To be a leader of the future it is critical to know why gender balance is important and then to understand the framework for how to lead in dismantling this legacy of imbalance.

Cultural Literacy

The leader of the future will also understand, and I mean REALLY understand, the people that they work with, their backgrounds, their cultural belief systems, and be open to viewpoints and outlooks that are different from one’s own. I’m not talking “diversity & inclusion” in the context of today. I’m talking the future of leadership where there will be no need for D&I departments sitting within HR. Instead, pure cultural literacy and an understanding of people will be the default, leaders who take the time to learn about others and be open to differences. THIS is leadership.

Multi-Generational Teams

Being a leader of the future means embracing your multi-generational workforce without judgment or bias. Age is a number, yet so is performance.   Young doesn’t always mean agile and available for long hours.
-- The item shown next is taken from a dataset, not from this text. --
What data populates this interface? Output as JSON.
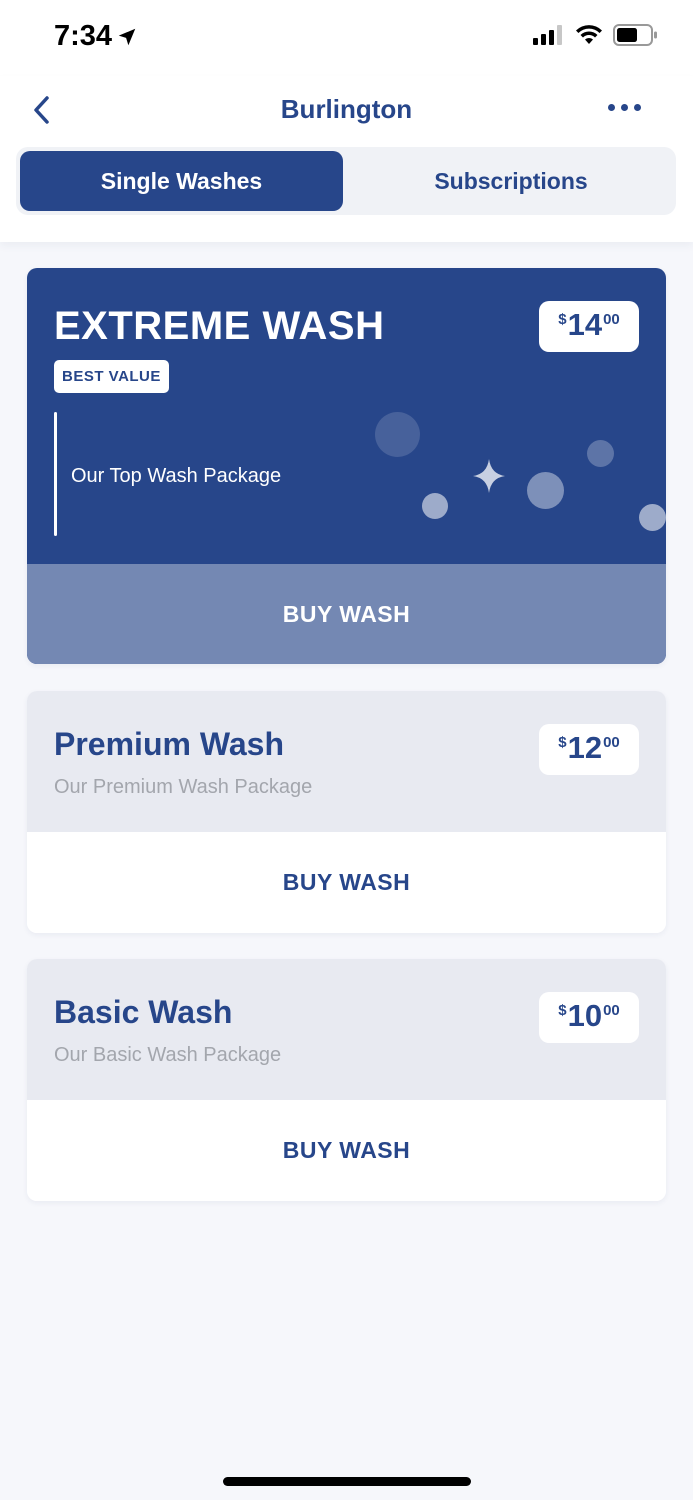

Old doesn’t always mean slow and outdated. The next decade will test our inter-generational leadership skills as we see a greater breadth of generations working side-by-side than ever before in history. As young enter the workforce with different kinds of learning credentials out of high school and as old are retiring later and later, the leaders of the future must lead with open minds, open hearts, and have the vision to be effective across all age groups.

This is the future of leadership. Time to get on the boat and embrace gender balance, cultural literacy, and multigenerational teams. Someone else is not doing the work for you. It’s your job, leader.